Das Infektionsgeschehen: Einfluss von Influenzaviren
Die akuten respiratorischen Erkrankungen – kurz ARE – entstehen durch eine Vielzahl von Viren. Dabei spielen Influenzaviren, SARS-CoV-2, Rhino- und Adenoviren eine Rolle. Die Aktivität der ARE hat insgesamt zugenommen. Aktuell bleibt jedoch die Dominanz der Influenzaviren bestehen. Der Berichterstattung des RKI (Robert Koch-Institut) für die Kalenderwoche 04 im Jahr 2026 zufolge hat sich die Anzahl der RSV-Meldungen erhöht.
Was ist RSV? Eine kurze Einführung
Das Respiratorische Synzytialvirus (RSV) zählt zu den Hauptursachen von Atemwegserkrankungen. Die Infektionszeiten sind vor allem im Herbst und Winter zu beobachten. Die RSV-Saison auf der nördlichen Hemisphäre erstreckt sich von Anfang Oktober bis Mitte Mai. In der Regel beginnt die RSV-Welle im Dezember, wobei diese Phase drei bis vier Monate andauert.
Symptome einer RSV-Infektion: Erklärungen und Auswirkungen
Der typische Verlauf einer RSV-Infektion ähnelt dem einer oberen Atemwegsinfektion.
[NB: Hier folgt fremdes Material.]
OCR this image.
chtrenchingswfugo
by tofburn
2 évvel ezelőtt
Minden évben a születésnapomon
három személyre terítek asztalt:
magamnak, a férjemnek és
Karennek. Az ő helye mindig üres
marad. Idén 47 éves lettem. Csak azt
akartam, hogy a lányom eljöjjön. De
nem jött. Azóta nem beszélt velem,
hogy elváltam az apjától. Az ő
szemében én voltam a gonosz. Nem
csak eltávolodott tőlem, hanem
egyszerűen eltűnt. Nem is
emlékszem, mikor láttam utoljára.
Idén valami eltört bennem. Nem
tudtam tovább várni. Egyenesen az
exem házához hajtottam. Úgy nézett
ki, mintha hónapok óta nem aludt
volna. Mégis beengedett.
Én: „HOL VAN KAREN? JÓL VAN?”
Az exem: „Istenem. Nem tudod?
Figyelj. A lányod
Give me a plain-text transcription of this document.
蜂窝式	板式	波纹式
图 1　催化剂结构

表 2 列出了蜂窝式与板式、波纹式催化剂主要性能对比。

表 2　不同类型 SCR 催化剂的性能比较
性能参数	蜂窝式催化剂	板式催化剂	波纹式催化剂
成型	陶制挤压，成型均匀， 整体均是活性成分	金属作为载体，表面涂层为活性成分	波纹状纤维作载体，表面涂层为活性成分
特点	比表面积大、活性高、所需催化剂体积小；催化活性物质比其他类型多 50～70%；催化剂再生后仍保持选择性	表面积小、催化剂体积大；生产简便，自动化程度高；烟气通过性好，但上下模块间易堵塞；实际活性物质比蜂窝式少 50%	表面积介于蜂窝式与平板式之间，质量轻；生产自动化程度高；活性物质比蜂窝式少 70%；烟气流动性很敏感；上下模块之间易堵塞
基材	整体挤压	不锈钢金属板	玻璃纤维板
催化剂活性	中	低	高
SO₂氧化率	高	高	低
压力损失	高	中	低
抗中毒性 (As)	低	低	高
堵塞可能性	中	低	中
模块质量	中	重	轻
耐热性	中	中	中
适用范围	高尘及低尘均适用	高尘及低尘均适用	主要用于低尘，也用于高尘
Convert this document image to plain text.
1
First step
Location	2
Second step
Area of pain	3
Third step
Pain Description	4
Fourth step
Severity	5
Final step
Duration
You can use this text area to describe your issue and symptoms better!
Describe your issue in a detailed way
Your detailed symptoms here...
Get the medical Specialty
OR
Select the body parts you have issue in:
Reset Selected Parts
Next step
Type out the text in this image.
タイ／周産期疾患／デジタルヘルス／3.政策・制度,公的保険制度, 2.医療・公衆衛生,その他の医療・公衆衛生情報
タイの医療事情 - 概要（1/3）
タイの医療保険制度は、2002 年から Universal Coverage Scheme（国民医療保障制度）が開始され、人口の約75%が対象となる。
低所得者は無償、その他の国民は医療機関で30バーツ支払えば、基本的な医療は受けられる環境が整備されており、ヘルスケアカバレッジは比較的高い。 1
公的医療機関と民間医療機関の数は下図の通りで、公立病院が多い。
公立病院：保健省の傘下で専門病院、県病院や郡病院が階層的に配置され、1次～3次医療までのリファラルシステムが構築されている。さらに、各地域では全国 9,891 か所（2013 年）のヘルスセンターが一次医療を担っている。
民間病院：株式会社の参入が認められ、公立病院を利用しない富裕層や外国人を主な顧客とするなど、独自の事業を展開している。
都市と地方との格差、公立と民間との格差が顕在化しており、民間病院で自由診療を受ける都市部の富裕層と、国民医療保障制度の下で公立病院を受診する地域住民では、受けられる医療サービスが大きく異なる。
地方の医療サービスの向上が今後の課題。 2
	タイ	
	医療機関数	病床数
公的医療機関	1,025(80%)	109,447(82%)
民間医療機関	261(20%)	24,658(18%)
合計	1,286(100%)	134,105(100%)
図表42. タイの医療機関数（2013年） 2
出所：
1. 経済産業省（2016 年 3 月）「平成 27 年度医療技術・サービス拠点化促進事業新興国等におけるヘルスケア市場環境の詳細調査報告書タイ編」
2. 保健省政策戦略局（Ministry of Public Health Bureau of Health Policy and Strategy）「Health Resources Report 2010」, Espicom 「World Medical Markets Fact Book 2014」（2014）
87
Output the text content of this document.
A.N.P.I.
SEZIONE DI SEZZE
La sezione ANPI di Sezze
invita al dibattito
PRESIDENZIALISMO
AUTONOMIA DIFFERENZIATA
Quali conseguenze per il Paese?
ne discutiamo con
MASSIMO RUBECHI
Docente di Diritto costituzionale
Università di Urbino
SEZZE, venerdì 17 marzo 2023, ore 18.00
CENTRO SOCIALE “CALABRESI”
Insbesondere bei Säuglingen kann sich eine Bronchiolitis entwickeln. Schnelles Atmen, Kraftlosigkeit sowie Trinkschwäche sind häufige Begleiterscheinungen. Personen mit bestehenden Vorerkrankungen sind einem erhöhten Risiko für eine Lungenentzündung ausgesetzt. Besonders dunkel wird die Lage in solchen Fällen.
Die Gefährlichkeit des RSV: Risikogruppen im Blick
Im Allgemeinen kann RSV mild verlaufen. Doch schwere Verläufe sind insbesondere bei Säuglingen, Frühgeborenen und Patienten mit bestimmten Grunderkrankungen nicht selten. Auch ältere Menschen ab 75 Jahren haben ein erhöhtes Risiko. Laut RKI sind sogar Todesfälle möglich. Dies gibt Anlass zur Sorge und gibt die Notwendigkeit zur rechtzeitigen Aufmerksamkeit an.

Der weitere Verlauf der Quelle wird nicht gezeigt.